A melhor maneira para encontrar páginas é ir ao google e procurar por "meteopt", diria que todo o fórum perdido depois do blackout encontra-se por lá em cache  

Se estivesse em férias arranjava tempo para pôr tudo em ordem, organizava toda a informação perdida no fórum, mas agora é completamente impossível.


----------



## Fil (22 Set 2006 às 23:43)

Xi tanta coisa perdida 

Bom trabalho tozequio


----------



## tozequio (23 Set 2006 às 00:03)

Estou a começar a construir o tópico, mas isto ainda vai levar muito tempo até ser terminado.

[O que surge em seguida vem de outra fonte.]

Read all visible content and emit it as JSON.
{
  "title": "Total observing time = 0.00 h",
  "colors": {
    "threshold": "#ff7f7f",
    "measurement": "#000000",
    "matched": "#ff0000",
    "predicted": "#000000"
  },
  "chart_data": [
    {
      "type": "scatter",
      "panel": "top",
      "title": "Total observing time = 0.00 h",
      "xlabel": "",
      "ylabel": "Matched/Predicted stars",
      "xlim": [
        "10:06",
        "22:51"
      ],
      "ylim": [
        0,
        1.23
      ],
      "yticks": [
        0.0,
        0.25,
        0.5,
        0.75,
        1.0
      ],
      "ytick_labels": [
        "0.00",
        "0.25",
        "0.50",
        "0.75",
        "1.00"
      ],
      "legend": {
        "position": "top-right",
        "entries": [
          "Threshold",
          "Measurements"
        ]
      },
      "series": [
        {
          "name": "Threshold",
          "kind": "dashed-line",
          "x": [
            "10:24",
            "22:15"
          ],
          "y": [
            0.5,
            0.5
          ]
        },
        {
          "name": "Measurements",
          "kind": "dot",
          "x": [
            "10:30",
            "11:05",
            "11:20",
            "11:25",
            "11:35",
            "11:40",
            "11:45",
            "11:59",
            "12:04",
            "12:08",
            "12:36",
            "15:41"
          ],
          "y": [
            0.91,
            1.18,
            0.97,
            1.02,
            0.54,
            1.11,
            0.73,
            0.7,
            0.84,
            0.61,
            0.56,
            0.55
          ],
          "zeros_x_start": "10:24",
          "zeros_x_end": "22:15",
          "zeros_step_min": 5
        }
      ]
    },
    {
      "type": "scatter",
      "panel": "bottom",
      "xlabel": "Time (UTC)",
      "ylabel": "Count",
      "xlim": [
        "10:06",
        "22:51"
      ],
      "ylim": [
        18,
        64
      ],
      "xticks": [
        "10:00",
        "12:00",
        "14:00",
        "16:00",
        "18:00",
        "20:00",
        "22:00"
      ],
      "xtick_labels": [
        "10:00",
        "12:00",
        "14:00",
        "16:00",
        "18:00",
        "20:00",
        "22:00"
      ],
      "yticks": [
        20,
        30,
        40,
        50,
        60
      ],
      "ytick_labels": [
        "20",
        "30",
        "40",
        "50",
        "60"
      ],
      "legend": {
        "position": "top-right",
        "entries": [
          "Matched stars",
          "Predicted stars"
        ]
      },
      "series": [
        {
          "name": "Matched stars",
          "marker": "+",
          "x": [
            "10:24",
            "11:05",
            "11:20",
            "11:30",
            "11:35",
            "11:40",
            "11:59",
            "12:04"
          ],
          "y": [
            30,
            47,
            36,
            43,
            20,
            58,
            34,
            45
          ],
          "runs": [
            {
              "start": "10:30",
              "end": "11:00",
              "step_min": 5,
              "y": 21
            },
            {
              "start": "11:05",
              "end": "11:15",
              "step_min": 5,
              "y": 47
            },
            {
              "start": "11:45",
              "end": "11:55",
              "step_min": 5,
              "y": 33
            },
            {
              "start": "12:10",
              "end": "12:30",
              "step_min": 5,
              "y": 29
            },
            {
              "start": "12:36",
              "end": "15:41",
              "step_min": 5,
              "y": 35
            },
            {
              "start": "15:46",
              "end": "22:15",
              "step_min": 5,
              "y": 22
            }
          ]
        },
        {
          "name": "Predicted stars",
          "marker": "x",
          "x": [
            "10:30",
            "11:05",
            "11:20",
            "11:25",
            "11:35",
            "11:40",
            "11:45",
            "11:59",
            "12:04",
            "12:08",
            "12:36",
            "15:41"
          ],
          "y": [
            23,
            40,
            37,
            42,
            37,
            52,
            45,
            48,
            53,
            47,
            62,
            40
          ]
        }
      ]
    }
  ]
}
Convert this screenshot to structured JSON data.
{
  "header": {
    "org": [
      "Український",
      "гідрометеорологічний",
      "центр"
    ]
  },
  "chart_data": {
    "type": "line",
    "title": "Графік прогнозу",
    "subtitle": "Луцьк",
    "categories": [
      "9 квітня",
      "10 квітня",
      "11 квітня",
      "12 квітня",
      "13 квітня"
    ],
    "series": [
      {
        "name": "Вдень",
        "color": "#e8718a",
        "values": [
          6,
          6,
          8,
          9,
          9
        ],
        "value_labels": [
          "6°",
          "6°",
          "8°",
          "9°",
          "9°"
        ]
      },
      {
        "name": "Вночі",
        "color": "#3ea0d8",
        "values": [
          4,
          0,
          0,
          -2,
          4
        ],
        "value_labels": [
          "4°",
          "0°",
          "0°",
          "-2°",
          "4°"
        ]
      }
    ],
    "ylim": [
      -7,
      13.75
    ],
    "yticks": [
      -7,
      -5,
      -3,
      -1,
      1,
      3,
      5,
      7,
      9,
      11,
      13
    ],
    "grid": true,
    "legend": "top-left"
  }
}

Contribuições também eram bem-vindas, em vez de fazermos colecções de cromos, fazemos colecção de tópicos perdidos


----------



## tozequio (23 Set 2006 às 01:02)

O tópico inicial já cresceu mais um bocadinho, 200 resultados no Google "inspeccionados", já só faltam 5450 , a quantidade de informação que se perdeu é realmente tremenda


----------



## dj_alex (23 Set 2006 às 20:01)

Fil disse:


> Xi tanta coisa perdida
> 
> Bom trabalho tozequio



Não ha maneira de por esses topics em word ou qql coisa do genero???


----------



## Fil (24 Set 2006 às 03:44)

dj_alex disse:


> Não ha maneira de por esses topics em word ou qql coisa do genero???



Só se for fazendo copy paste  

Como esses tópicos acabarão eventualmente por ser apagados do cache do Google, o melhor seria guarda-los atraves do "Save Page As..." do browser, isto é se alguem os quiser preservar, porque já não dá para os repôr no forum como se nada tivesse acontecido.

Houve tópicos mesmo bons perdidos, principalmente os das fotos da neve


----------



## dj_alex (24 Set 2006 às 11:02)

Fil disse:


> Só se for fazendo copy paste
> 
> Como esses tópicos acabarão eventualmente por ser apagados do cache do Google, o melhor seria guarda-los atraves do "Save Page As..." do browser, isto é se alguem os quiser preservar, porque já não dá para os repôr no forum como se nada tivesse acontecido.
> 
> Houve tópicos mesmo bons perdidos, principalmente os das fotos da neve



Se calhar é melhor entao...O que acham??? E depois cria-se um topic inamovivel ou mesmo aqui, com os ficheiros...o que acham??? Quem se mete a frente para fazer isto ???


----------



## tozequio (24 Set 2006 às 11:06)

O melhor seria mesmo criar uma pasta com todas as páginas guardadas no sistema de "save page as" já que, como o Fil disse, as páginas em cache do google acabam por ser substituídas, o ideal seria fazer isto o mais rapidamente possível. 

Eu posso ajudar, mas como infelizmente não tenho muito tempo não prometo nada


----------